I’m writing an automated test framework where after each action (loading a new page etc) I want to validate the html that is produced. I am writing the framework in java and the tests may be run in an environment which is sitting behind a firewall etc.
I currently have the html in string format so I am looking for a way to verify that the html in the string is valid. I was looking at jTidy but I can’t find a good example of how to do this. Does anyone have any idea?

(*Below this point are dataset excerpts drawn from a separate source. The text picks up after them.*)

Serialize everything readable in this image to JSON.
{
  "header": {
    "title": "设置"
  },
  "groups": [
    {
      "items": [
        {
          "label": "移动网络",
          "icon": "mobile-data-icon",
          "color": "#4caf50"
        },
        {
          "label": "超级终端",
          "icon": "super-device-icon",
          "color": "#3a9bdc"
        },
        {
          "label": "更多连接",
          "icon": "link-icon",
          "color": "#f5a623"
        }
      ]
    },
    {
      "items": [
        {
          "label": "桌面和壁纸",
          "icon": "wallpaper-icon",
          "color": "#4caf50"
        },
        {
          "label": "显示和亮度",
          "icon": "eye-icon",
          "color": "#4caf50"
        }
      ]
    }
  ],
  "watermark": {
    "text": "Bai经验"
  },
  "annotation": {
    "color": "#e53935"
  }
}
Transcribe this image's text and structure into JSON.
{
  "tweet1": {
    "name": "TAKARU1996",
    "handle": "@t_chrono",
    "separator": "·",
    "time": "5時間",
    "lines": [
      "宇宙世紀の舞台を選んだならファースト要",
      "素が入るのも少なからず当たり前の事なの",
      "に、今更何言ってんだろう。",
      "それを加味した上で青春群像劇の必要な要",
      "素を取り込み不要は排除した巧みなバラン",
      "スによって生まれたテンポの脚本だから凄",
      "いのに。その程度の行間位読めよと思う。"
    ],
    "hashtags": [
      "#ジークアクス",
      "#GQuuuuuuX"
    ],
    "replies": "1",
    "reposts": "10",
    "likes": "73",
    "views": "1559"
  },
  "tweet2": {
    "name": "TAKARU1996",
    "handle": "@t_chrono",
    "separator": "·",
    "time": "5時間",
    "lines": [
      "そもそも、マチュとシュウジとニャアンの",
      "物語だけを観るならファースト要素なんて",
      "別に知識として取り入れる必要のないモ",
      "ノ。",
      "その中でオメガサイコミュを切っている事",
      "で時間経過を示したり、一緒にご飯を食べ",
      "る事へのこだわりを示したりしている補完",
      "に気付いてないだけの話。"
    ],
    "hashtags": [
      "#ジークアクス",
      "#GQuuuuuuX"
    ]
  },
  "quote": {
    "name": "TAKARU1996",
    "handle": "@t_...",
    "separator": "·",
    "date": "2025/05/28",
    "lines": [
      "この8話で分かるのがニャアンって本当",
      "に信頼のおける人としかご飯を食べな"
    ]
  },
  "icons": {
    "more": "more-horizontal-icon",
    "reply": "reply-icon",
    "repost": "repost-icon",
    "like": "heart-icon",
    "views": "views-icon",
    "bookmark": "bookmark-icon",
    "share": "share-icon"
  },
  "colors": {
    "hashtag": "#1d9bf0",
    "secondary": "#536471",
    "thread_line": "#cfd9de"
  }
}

Also further down the track I might look at validating the css files, so if suggestions could take that into consideration.
Thanks in advance,
James
Edit:
I have something working in JTidy now, hoping someone more knowlegable can verify it. How can I print out the errors from it?
tidy = new Tidy();
ByteArrayOutputStream os = new ByteArrayOutputStream();
String html = ScenarioFramework.driver.getHtml();
try {
Node node = tidy.parse(new ByteArrayInputStream(html.getBytes("UTF-8")), os);
} catch (UnsupportedEncodingException e) {
// TODO Auto-generated catch block
e.printStackTrace();
return false;
}
if ((tidy.getParseErrors() > 0) || (tidy.getParseWarnings() > 0)) {
System.out.println("Tidy Parser errors: " + tidy.getParseErrors());
System.out.println("Tidy Parser warnings: " + tidy.getParseWarnings());
return false;
} else{
//return with no error
return true;
}
Depending on how good you want the validation to be. I’ve seen someone integrate their tests with http://validator.w3.org/docs/api.html … just by doing HTTP posts to the service I believe. Would give more details that jTidy.
They also have the equivalent for CSS.
Sorry, but I don’t have the code, just a demo I saw once that I thought would be cool to emulate some day.
Be nice to the service though … you might want to avoid validating if you can tell the HTML hasn’t changed.